Rashomon is another 1950 Japanese masterpiece by Akira Kurosawa. It follows an incident in which a bandit kidnaps, rapes a woman and later kills her Samurai husband in the jungle. The story is told in a total of four different perspectives- by the Bandit, the Samurai, the Woman and a Woodcutter.
That’s all to the film and in my opinion, it cannot be spoiled. Different people narrate the same story, the interesting part is everyone has their own version of the incident. The audience has to decide on their own who to believe. All the facts are presented in a way that it becomes impossible to discern who is speaking the truth.
The questions that came to my mind after thinking about this film for a long time is that the things that we think, are they really the fact of the matter? Everyone is right in their own minds but what is the actuality? Is it even possible to know that because people inadvertently speak the lie for which the reason can be anything? Can we even trust our own memories?
It is important to be aware of the social situations of Japan in order to understand and ponder upon this film properly. Social standards, stigmas, norms play a huge role in a person’s behaviour. The simplest non-threatening example of this is the use of words like ‘disabled’. Today the use of this word is a stigma, a person cannot be called ‘disabled’ because it is discriminatory. So the word ‘differently-able’ must be used. The use of words shapes how we look at people and things. When we call an animal, an animal- it is perfectly fine but calling a human being an animal is derogatory because it implies a plethora of things, like the person has no manners and/or is unfit to live in the society, etc. These things go much beyond just word usage. This is the realm of things not said, but understood and these things are social norms.
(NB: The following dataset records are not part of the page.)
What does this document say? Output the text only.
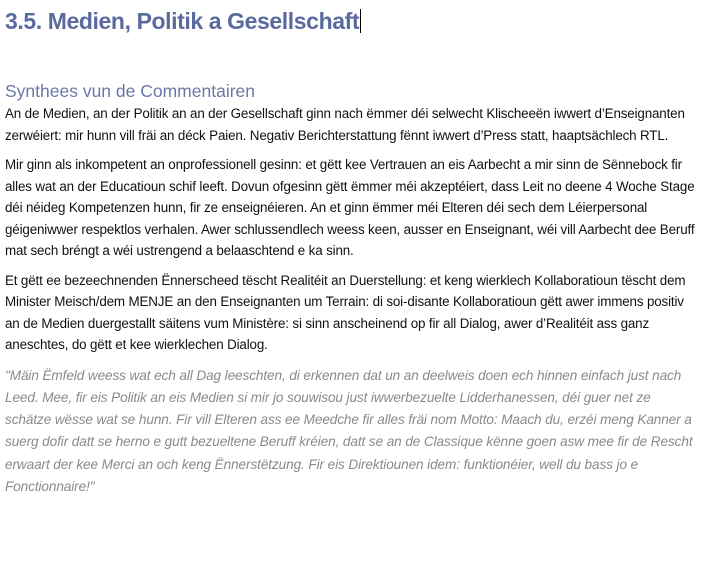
3.5. Medien, Politik a Gesellschaft
Synthees vun de Commentairen

An de Medien, an der Politik an an der Gesellschaft ginn nach ëmmer déi selwecht Klischeeën iwwert d’Enseignanten zerwéiert: mir hunn vill fräi an déck Paien. Negativ Berichterstattung fënnt iwwert d’Press statt, haaptsächlech RTL.

Mir ginn als inkompetent an onprofessionell gesinn: et gëtt kee Vertrauen an eis Aarbecht a mir sinn de Sënnebock fir alles wat an der Educatioun schif leeft. Dovun ofgesinn gëtt ëmmer méi akzeptéiert, dass Leit no deene 4 Woche Stage déi néideg Kompetenzen hunn, fir ze enseignéieren. An et ginn ëmmer méi Elteren déi sech dem Léierpersonal géigeniwwer respektlos verhalen. Awer schlussendlech weess keen, ausser en Enseignant, wéi vill Aarbecht dee Beruff mat sech bréngt a wéi ustrengend a belaaschtend e ka sinn.

Et gëtt ee bezeechnenden Ënnerscheed tëscht Realitéit an Duerstellung: et keng wierklech Kollaboratioun tëscht dem Minister Meisch/dem MENJE an den Enseignanten um Terrain: di soi-disante Kollaboratioun gëtt awer immens positiv an de Medien duergestallt säitens vum Ministère: si sinn anscheinend op fir all Dialog, awer d’Realitéit ass ganz aneschtes, do gëtt et kee wierklechen Dialog.

"Mäin Ëmfeld weess wat ech all Dag leeschten, di erkennen dat un an deelweis doen ech hinnen einfach just nach Leed. Mee, fir eis Politik an eis Medien si mir jo souwisou just iwwerbezuelte Lidderhanessen, déi guer net ze schätze wësse wat se hunn. Fir vill Elteren ass ee Meedche fir alles fräi nom Motto: Maach du, erzéi meng Kanner a suerg dofir datt se herno e gutt bezueltene Beruff kréien, datt se an de Classique kënne goen asw mee fir de Rescht erwaart der kee Merci an och keng Ënnerstëtzung. Fir eis Direktiounen idem: funktionéier, well du bass jo e Fonctionnaire!"
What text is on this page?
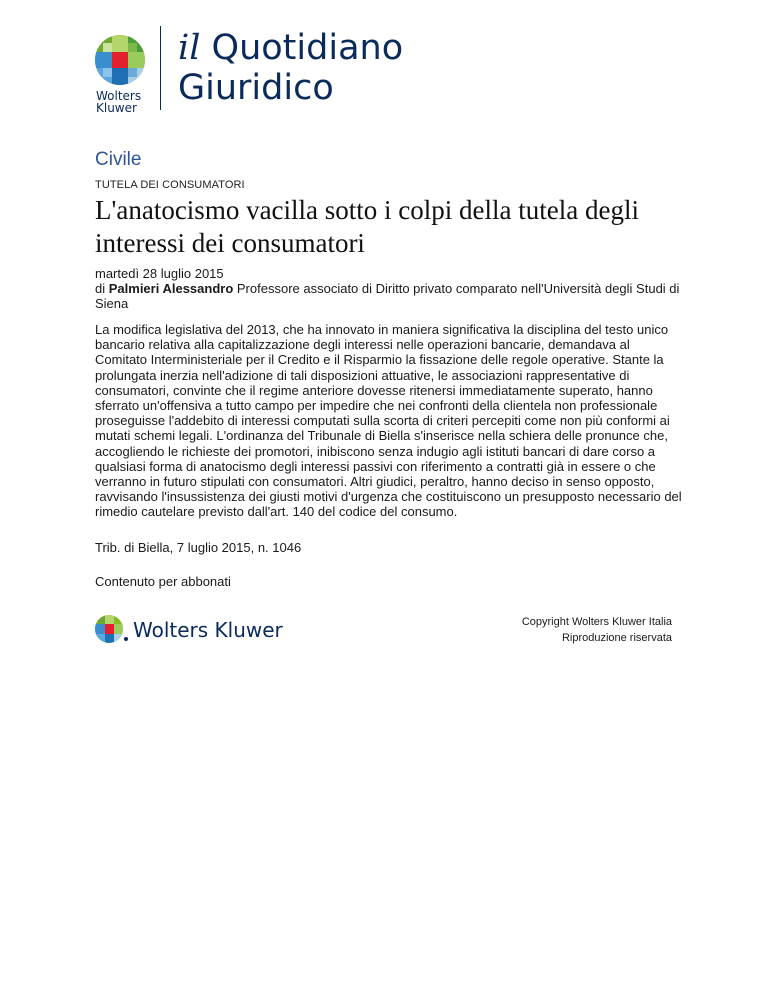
Wolters
Kluwer
il Quotidiano
Giuridico
Civile
TUTELA DEI CONSUMATORI
L'anatocismo vacilla sotto i colpi della tutela degli interessi dei consumatori
martedì 28 luglio 2015
di Palmieri Alessandro Professore associato di Diritto privato comparato nell'Università degli Studi di Siena

La modifica legislativa del 2013, che ha innovato in maniera significativa la disciplina del testo unico bancario relativa alla capitalizzazione degli interessi nelle operazioni bancarie, demandava al Comitato Interministeriale per il Credito e il Risparmio la fissazione delle regole operative. Stante la prolungata inerzia nell'adizione di tali disposizioni attuative, le associazioni rappresentative di consumatori, convinte che il regime anteriore dovesse ritenersi immediatamente superato, hanno sferrato un'offensiva a tutto campo per impedire che nei confronti della clientela non professionale proseguisse l'addebito di interessi computati sulla scorta di criteri percepiti come non più conformi ai mutati schemi legali. L'ordinanza del Tribunale di Biella s'inserisce nella schiera delle pronunce che, accogliendo le richieste dei promotori, inibiscono senza indugio agli istituti bancari di dare corso a qualsiasi forma di anatocismo degli interessi passivi con riferimento a contratti già in essere o che verranno in futuro stipulati con consumatori. Altri giudici, peraltro, hanno deciso in senso opposto, ravvisando l'insussistenza dei giusti motivi d'urgenza che costituiscono un presupposto necessario del rimedio cautelare previsto dall'art. 140 del codice del consumo.

Trib. di Biella, 7 luglio 2015, n. 1046
Contenuto per abbonati
Wolters Kluwer	Copyright Wolters Kluwer Italia
Riproduzione riservata
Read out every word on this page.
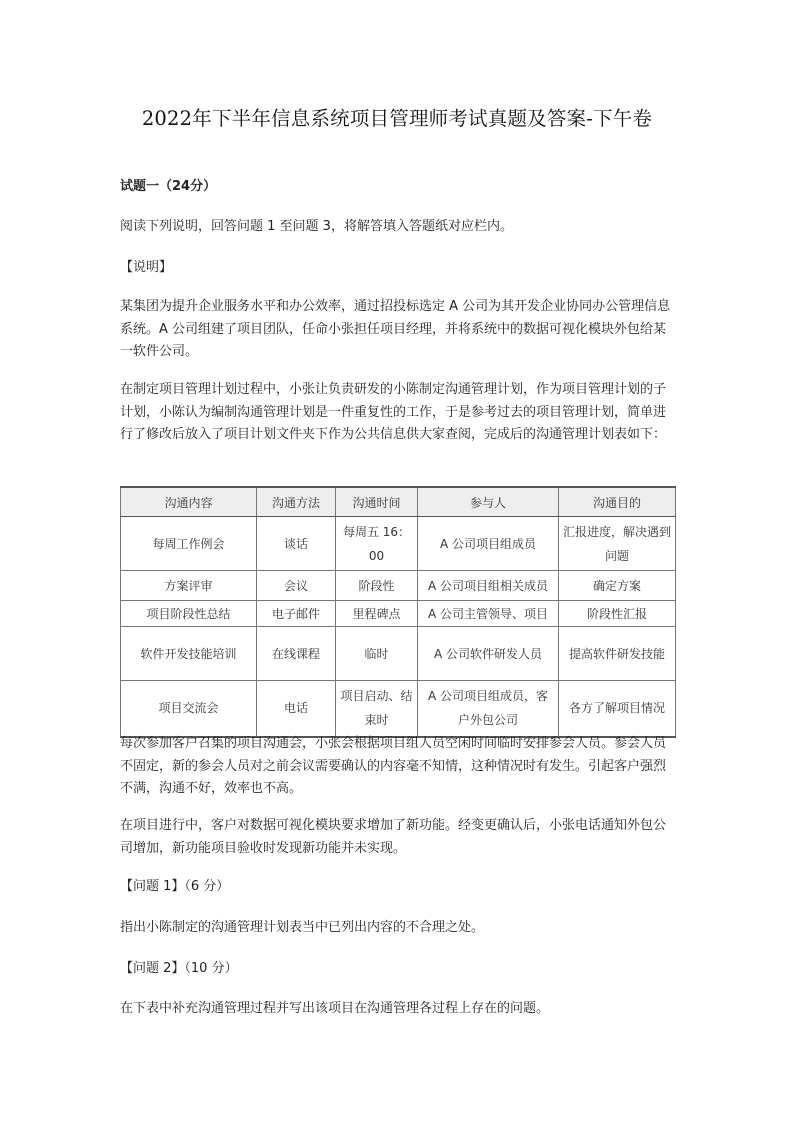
2022年下半年信息系统项目管理师考试真题及答案-下午卷
试题一（24分）
阅读下列说明，回答问题 1 至问题 3，将解答填入答题纸对应栏内。
【说明】
某集团为提升企业服务水平和办公效率，通过招投标选定 A 公司为其开发企业协同办公管理信息系统。A 公司组建了项目团队，任命小张担任项目经理，并将系统中的数据可视化模块外包给某一软件公司。
在制定项目管理计划过程中，小张让负责研发的小陈制定沟通管理计划，作为项目管理计划的子计划，小陈认为编制沟通管理计划是一件重复性的工作，于是参考过去的项目管理计划，简单进行了修改后放入了项目计划文件夹下作为公共信息供大家查阅，完成后的沟通管理计划表如下：
沟通内容	沟通方法	沟通时间	参与人	沟通目的
每周工作例会	谈话	每周五 16：00	A 公司项目组成员	汇报进度，解决遇到问题
方案评审	会议	阶段性	A 公司项目组相关成员	确定方案
项目阶段性总结	电子邮件	里程碑点	A 公司主管领导、项目	阶段性汇报
软件开发技能培训	在线课程	临时	A 公司软件研发人员	提高软件研发技能
项目交流会	电话	项目启动、结束时	A 公司项目组成员，客户外包公司	各方了解项目情况
每次参加客户召集的项目沟通会，小张会根据项目组人员空闲时间临时安排参会人员。参会人员不固定，新的参会人员对之前会议需要确认的内容毫不知情，这种情况时有发生。引起客户强烈不满，沟通不好，效率也不高。
在项目进行中，客户对数据可视化模块要求增加了新功能。经变更确认后，小张电话通知外包公司增加，新功能项目验收时发现新功能并未实现。
【问题 1】（6 分）
指出小陈制定的沟通管理计划表当中已列出内容的不合理之处。
【问题 2】（10 分）
在下表中补充沟通管理过程并写出该项目在沟通管理各过程上存在的问题。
I recommend the following video to understand this better.
Coming back to Japanese society, the era in which this film is the 12th century. Aristocratic women were mainly bound to their houses and were expected to do homely chores and be pretty. The beauty standards for aristocratic Japanese women were unproportionately high. They were expected to shave off their eyebrows and paint them back high up on the forehead. While men were busy fighting battles with each other. Basically, the point is that the modern standards of society did not apply in that era.
Anything in this film is speculation. After the incident, the samurai supposedly rejects the woman stating that she had been with two men, even it is was by no desire of her own. In another story, the woman begs the bandit to kill the samurai because it was too big a burden for her to live with the fact that she had been with two different men. In yet another story the woman pits the two men for a duel and states that and she will go wherever the victor takes her.
In the end, it’s a mishmash of different perspectives and the audience is left to ponder upon as to what happened. This intrigued me and led me to draw a parallel with the current scenario of the society. Particularly with the existence of multiple channels of receiving information, it is close to impossible to know the truth. Rashomon depicts this with the simplest form of communication- speech. Speech knowingly or unknowingly is deceptive. The use of particular words, their arrangement and the tone in which they are spoken determine what message is being conveyed. Then it needs to be processed by the receiver and understood. In modern society we have many more forms of receiving information- SMS, tweets, podcasts, videos, memes- the list is unending. This situation begs an important question that what we believe, think or act upon, does it really exist? Are we being deceived? Do we have all the facts, if we do, how are we sure about it? Supposedly we do have all the facts, then are we capable enough to discern them to the utmost extent? Every situation has a flipside, do we ever take that into consideration? Even if we do how are we even sure?
There is no way to know anything with 100% certainty and Rashomon depicts this masterfully. Everyone speaks what’s there in their own interest and it is up to us to believe that or not. In the end, it can only be hoped that what we believe is the truth because if it is not then there are unforeseen consequences, which can go out of hand.
Rashomon is such a powerful film that it makes a philosopher out of a regular dude like me. No wonder, Akira Kurosawa is an unparalleled master of cinema.